Now to formalize this: for any element \(x \in P\) consider the set \(S_x = \{y \in P : x \lneq y\}\). Clearly all \(S_x\) are nonempty, because otherwise there is a maximal element. By AoC, there exists a choice function \(f:P \to \cup_{x \in P} S_x\), such that \(f(x) \in S_x \ \forall x \in P\). Using transfinite induction:
Step 1: \(x_0 \in P\)
Take \(x_1 = f(x_0)\). Then \(x_0 \leq x_1\). Similarly, obtain \(C_{i < \omega} = x_0 \leq x_1 \leq \cdots\).
Step 2: Let \(\lambda\) be a limit ordinal. Defining \(x_\lambda = u(C_{i < \lambda})\) can be used to extend the chain.
Consider the upper bound of this chain \(x = u(C_{i < \lambda})\). Clearly, \(x\) cannot be in \(C\), because otherwise, \(\exists k\) s.t. \(C \ni x_k \geq x = x_{k-1}\) which forces \(x = x_k = f(x)\) which is not possible by the definition of \(f\). So, define \(x_{\lambda} = x\).
Then - keep doing this. So, you end up with a chain \(C = x_0 \leq x_1 \leq \cdots \leq x_\omega \leq x_{\omega + 1} \leq \cdots \leq x_{\omega + \omega} \leq \cdots\).
To finish we need magic: Hartogs’s theorem.
Hartogs’s Theorem
Given any set \(X\), there exists an ordinal \(\alpha\) such that there is no injection \(f:\alpha \to X\).
Consider the class of ordinals \(\alpha = \{\beta \in \text{Ord} \ | \ \exists f:\beta \hookrightarrow X\}\). Using the power set axiom twice - we get that \(\mathcal{P}(X \times X)\) is a set. Consider the class \(W\) of all reflexive well orderings of subsets of \(X\), since this is a definable subclass of \(\mathcal{P}(X \times X)\), it is a set by Schema of Specification.

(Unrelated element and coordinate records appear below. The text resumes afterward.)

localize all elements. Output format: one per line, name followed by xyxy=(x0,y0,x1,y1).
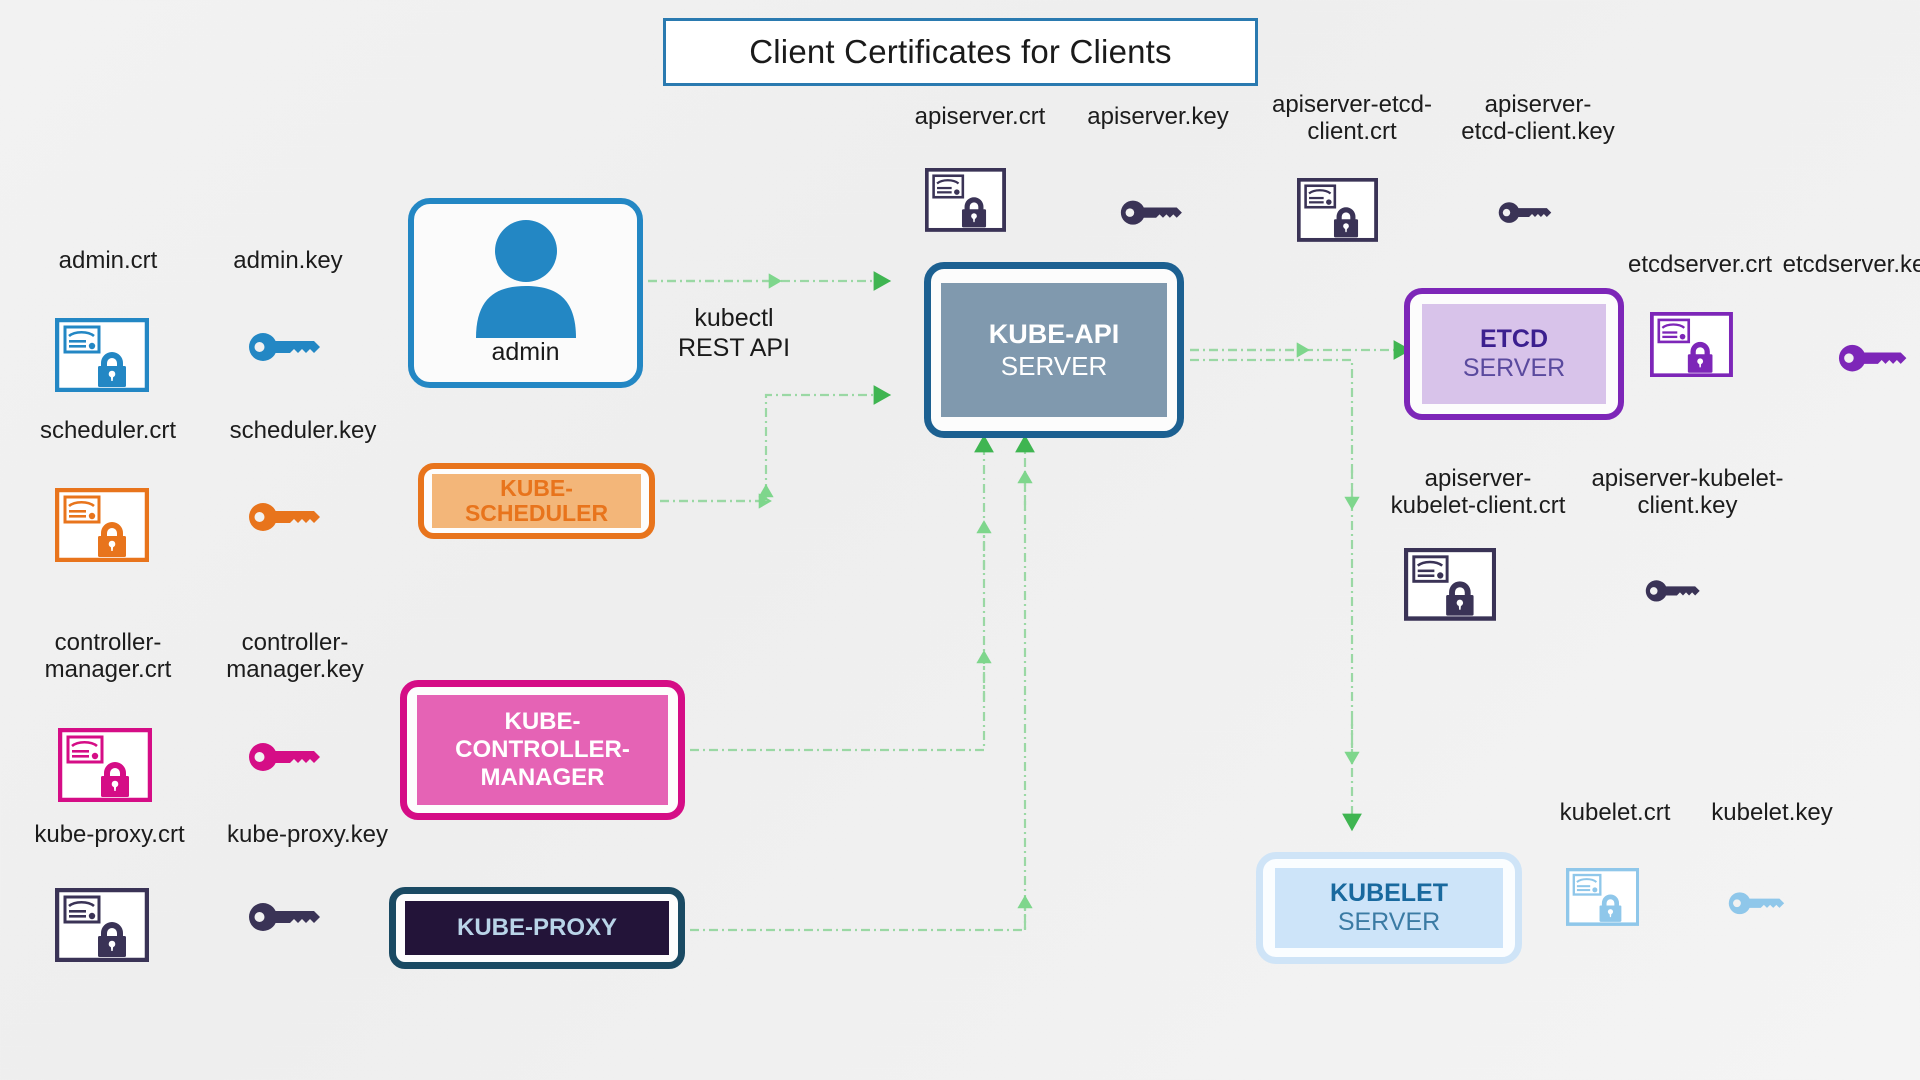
certificate-icon xyxy=(55,318,149,392)
kube-api-subtitle: SERVER xyxy=(1001,351,1107,381)
cert-label-etcdserver-crt: etcdserver.crt xyxy=(1620,252,1780,279)
node-kube-proxy[interactable]: KUBE-PROXY xyxy=(389,887,685,969)
diagram-title-box: Client Certificates for Clients xyxy=(663,18,1258,86)
admin-label: admin xyxy=(491,338,559,367)
edge-proxy-to-apiserver xyxy=(690,448,1025,930)
certificate-etcdserver-crt xyxy=(1650,312,1733,382)
kube-proxy-title: KUBE-PROXY xyxy=(457,914,617,942)
kube-controller-manager-title: KUBE- CONTROLLER- MANAGER xyxy=(455,708,630,793)
node-admin[interactable]: admin xyxy=(408,198,643,388)
cert-label-etcdserver-key: etcdserver.key xyxy=(1775,252,1920,279)
cert-label-kubelet-crt: kubelet.crt xyxy=(1540,800,1690,827)
certificate-kubelet-crt xyxy=(1566,868,1639,931)
key-scheduler-key xyxy=(248,500,322,539)
edge-apiserver-to-kubelet xyxy=(1190,360,1352,818)
key-icon xyxy=(1120,198,1184,227)
certificate-scheduler-crt xyxy=(55,488,149,567)
key-kubelet-key xyxy=(1728,890,1786,922)
key-icon xyxy=(248,500,322,534)
certificate-icon xyxy=(55,888,149,962)
edge-controller-to-apiserver xyxy=(690,448,984,750)
certificate-icon xyxy=(1404,548,1496,621)
cert-label-kube-proxy-crt: kube-proxy.crt xyxy=(2,822,217,849)
cert-label-controller-manager-crt: controller- manager.crt xyxy=(8,630,208,684)
key-icon xyxy=(1728,890,1786,917)
etcd-title: ETCD xyxy=(1480,325,1548,354)
certificate-icon xyxy=(1297,178,1378,242)
cert-label-kubelet-key: kubelet.key xyxy=(1692,800,1852,827)
cert-label-admin-key: admin.key xyxy=(198,248,378,275)
key-etcdserver-key xyxy=(1838,342,1908,379)
node-kube-controller-manager[interactable]: KUBE- CONTROLLER- MANAGER xyxy=(400,680,685,820)
cert-label-apiserver-kubelet-client-key: apiserver-kubelet- client.key xyxy=(1580,466,1795,520)
certificate-icon xyxy=(58,728,152,802)
admin-person-icon xyxy=(471,218,581,338)
certificate-icon xyxy=(55,488,149,562)
certificate-admin-crt xyxy=(55,318,149,397)
certificate-controller-manager-crt xyxy=(58,728,152,807)
key-apiserver-kubelet-client-key xyxy=(1645,578,1701,609)
certificate-kube-proxy-crt xyxy=(55,888,149,967)
key-icon xyxy=(1498,200,1553,225)
key-controller-manager-key xyxy=(248,740,322,779)
node-etcd-server[interactable]: ETCD SERVER xyxy=(1404,288,1624,420)
etcd-subtitle: SERVER xyxy=(1463,354,1565,383)
cert-label-admin-crt: admin.crt xyxy=(18,248,198,275)
kube-scheduler-title: KUBE- SCHEDULER xyxy=(465,476,608,526)
key-icon xyxy=(248,740,322,774)
key-icon xyxy=(1838,342,1908,374)
certificate-apiserver-kubelet-client-crt xyxy=(1404,548,1496,626)
certificate-icon xyxy=(925,168,1006,232)
kubelet-title: KUBELET xyxy=(1330,879,1448,908)
key-apiserver-key xyxy=(1120,198,1184,232)
page-title: Client Certificates for Clients xyxy=(749,33,1172,71)
cert-label-apiserver-etcd-client-key: apiserver- etcd-client.key xyxy=(1448,92,1628,146)
certificate-apiserver-crt xyxy=(925,168,1006,237)
kube-api-title: KUBE-API xyxy=(989,319,1120,350)
cert-label-kube-proxy-key: kube-proxy.key xyxy=(200,822,415,849)
node-kube-scheduler[interactable]: KUBE- SCHEDULER xyxy=(418,463,655,539)
key-icon xyxy=(248,330,322,364)
key-apiserver-etcd-client-key xyxy=(1498,200,1553,230)
key-kube-proxy-key xyxy=(248,900,322,939)
cert-label-scheduler-key: scheduler.key xyxy=(208,418,398,445)
key-admin-key xyxy=(248,330,322,369)
cert-label-apiserver-crt: apiserver.crt xyxy=(890,104,1070,131)
kubelet-subtitle: SERVER xyxy=(1338,908,1440,937)
node-kubelet-server[interactable]: KUBELET SERVER xyxy=(1256,852,1522,964)
cert-label-scheduler-crt: scheduler.crt xyxy=(8,418,208,445)
cert-label-apiserver-key: apiserver.key xyxy=(1068,104,1248,131)
certificate-icon xyxy=(1650,312,1733,377)
edge-scheduler-to-apiserver xyxy=(660,395,878,501)
cert-label-apiserver-etcd-client-crt: apiserver-etcd- client.crt xyxy=(1262,92,1442,146)
certificate-apiserver-etcd-client-crt xyxy=(1297,178,1378,247)
key-icon xyxy=(1645,578,1701,604)
node-kube-api-server[interactable]: KUBE-API SERVER xyxy=(924,262,1184,438)
cert-label-apiserver-kubelet-client-crt: apiserver- kubelet-client.crt xyxy=(1378,466,1578,520)
kubectl-rest-api-label: kubectl REST API xyxy=(659,304,809,363)
key-icon xyxy=(248,900,322,934)
cert-label-controller-manager-key: controller- manager.key xyxy=(200,630,390,684)
certificate-icon xyxy=(1566,868,1639,926)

The class of all order types of well-orderings in \(W\) is a set by the axiom schema of replacement: \((\operatorname{Domain}(w), w) \cong (\beta, \leq)\) where \(w\) is a well-ordering on \(\operatorname{Domain}(w)\) which gets mapped to the order type \((\beta, \leq)\).

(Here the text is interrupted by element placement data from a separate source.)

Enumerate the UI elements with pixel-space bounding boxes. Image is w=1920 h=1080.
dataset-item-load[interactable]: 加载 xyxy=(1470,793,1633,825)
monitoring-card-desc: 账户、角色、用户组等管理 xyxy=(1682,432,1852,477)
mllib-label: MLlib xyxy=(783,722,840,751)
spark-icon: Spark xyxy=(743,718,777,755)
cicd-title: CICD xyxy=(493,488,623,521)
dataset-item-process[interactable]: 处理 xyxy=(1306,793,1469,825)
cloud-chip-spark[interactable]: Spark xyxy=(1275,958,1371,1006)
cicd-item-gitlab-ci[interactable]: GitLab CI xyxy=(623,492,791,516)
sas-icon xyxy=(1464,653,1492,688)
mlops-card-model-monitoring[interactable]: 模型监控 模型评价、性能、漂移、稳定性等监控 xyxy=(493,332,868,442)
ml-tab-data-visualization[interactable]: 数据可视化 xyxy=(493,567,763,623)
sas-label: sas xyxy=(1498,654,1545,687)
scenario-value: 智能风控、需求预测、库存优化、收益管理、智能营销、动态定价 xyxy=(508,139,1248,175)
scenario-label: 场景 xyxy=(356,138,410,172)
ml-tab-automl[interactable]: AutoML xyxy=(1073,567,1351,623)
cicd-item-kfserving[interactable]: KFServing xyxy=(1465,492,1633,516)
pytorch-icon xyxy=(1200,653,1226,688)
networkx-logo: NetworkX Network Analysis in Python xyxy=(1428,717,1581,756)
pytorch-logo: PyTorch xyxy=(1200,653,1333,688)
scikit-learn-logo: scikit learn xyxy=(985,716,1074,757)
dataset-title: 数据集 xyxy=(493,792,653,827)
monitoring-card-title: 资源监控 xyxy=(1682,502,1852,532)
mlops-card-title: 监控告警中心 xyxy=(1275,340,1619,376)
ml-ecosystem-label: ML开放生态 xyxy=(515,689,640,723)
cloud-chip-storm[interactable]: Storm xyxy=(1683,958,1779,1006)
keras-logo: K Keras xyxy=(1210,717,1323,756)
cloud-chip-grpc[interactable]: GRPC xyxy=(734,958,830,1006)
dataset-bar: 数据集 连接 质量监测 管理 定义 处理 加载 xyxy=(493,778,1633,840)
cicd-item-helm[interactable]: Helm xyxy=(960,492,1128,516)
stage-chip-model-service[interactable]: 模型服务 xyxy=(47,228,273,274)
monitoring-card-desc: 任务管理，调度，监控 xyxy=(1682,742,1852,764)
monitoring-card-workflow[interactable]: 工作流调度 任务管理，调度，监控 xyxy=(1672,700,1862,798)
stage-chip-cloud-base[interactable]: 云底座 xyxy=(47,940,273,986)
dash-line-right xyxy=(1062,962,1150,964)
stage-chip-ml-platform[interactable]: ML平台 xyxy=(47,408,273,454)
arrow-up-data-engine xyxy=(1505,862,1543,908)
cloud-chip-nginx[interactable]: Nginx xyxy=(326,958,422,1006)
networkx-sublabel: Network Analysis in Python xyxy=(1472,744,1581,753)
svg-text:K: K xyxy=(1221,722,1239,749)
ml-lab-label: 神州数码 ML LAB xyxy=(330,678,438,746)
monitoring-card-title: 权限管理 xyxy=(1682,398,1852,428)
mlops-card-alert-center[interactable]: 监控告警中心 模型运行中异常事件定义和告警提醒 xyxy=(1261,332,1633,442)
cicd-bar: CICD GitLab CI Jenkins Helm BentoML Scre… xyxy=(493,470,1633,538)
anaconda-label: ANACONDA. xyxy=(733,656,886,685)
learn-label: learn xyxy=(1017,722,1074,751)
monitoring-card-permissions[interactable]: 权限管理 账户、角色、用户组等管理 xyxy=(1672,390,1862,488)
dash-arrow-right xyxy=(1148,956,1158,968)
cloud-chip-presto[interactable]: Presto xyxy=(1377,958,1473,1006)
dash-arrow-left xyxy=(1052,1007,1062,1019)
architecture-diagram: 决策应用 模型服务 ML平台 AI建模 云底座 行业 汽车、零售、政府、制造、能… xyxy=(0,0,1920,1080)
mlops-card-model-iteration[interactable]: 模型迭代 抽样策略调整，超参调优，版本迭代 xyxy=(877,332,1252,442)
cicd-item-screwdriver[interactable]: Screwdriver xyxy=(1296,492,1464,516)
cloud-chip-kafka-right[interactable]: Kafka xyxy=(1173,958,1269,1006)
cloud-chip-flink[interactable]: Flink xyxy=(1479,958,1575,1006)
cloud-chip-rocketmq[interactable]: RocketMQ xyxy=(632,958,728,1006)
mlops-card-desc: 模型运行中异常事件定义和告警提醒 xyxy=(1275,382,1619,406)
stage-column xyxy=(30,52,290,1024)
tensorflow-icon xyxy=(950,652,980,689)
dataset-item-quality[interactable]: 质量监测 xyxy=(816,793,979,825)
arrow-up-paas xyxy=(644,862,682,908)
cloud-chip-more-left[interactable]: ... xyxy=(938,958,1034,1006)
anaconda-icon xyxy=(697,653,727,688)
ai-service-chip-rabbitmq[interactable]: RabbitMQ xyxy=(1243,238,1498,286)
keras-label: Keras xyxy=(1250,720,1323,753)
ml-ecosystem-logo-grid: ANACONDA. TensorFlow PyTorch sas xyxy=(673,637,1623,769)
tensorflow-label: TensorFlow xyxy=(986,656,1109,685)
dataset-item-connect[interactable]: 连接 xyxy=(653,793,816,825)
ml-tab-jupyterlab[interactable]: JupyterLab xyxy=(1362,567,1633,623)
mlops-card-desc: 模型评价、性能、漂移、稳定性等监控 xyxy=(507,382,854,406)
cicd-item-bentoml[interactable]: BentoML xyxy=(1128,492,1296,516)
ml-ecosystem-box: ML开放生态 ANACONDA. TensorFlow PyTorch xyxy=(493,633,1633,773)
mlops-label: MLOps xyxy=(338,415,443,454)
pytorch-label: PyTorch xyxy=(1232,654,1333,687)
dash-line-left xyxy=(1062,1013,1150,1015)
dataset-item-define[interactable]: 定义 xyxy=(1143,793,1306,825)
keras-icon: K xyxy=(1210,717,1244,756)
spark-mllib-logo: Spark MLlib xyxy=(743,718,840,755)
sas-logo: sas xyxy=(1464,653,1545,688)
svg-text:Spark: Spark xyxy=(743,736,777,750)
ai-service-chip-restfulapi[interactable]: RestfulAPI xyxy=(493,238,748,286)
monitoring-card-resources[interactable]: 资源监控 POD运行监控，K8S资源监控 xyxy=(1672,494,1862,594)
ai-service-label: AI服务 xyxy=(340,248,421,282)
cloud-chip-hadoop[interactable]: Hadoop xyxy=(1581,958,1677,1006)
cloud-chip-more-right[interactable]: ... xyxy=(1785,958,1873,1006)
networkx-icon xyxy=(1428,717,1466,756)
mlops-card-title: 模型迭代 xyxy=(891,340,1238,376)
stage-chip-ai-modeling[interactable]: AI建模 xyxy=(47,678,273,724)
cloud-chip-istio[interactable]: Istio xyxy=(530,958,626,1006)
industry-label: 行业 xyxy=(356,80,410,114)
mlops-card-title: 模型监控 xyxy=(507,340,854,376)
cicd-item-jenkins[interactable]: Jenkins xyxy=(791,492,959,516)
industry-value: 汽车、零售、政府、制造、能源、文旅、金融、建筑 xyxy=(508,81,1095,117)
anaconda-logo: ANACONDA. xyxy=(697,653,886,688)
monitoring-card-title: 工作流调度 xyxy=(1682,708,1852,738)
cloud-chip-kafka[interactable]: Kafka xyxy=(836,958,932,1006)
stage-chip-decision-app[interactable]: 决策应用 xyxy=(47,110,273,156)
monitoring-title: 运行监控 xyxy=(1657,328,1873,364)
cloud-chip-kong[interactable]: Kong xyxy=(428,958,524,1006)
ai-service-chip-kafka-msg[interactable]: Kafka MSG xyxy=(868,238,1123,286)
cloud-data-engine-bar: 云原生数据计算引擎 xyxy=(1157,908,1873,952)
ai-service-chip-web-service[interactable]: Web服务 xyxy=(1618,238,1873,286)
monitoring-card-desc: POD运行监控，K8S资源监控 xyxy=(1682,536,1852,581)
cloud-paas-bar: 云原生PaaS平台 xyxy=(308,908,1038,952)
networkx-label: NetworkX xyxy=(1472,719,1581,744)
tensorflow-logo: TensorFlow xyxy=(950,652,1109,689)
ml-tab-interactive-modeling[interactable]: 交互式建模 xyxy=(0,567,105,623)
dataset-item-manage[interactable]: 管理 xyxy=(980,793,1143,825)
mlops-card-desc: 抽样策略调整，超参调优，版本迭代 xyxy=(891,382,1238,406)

Now we can see that \(W\), a set, is precisely \(\alpha\). Since every well-ordering of a subset of \(X\) defines an injective function from \(\beta \hookrightarrow X\) where \(\beta\) is some ordinal. And the other side is true as well. To finish: \(\alpha\) is a transitive set of ordinals, which means it is an ordinal itself. Ofcourse, then, \(\alpha\) is the first ordinal with no injection \(\blacksquare\).
So, the chain has to eventually end. We are done.
Footnotes
Theorem 3 (Cantor’s Diagonal Argument) \[X <_{c} P(X) \ \forall \ X\]
Assume for the sake of contradiction \(P(X) =_{c} X\) (where \(=_{c}\) means that there exists a bijection between the sets). Thus, there is a surjection \(f:X \to P(X)\). Consider
\[ A = \{x \in X: x \not\in f(x)\} \]
But since \(f\) is a surjection, \(\exists x_0 \ f(x_0) = A\) then
\[ x_0 \in A \iff x_0 \not\in A. \]
a contradiction. (This is pretty much the same idea as the famous proof of real numbers being uncountable.)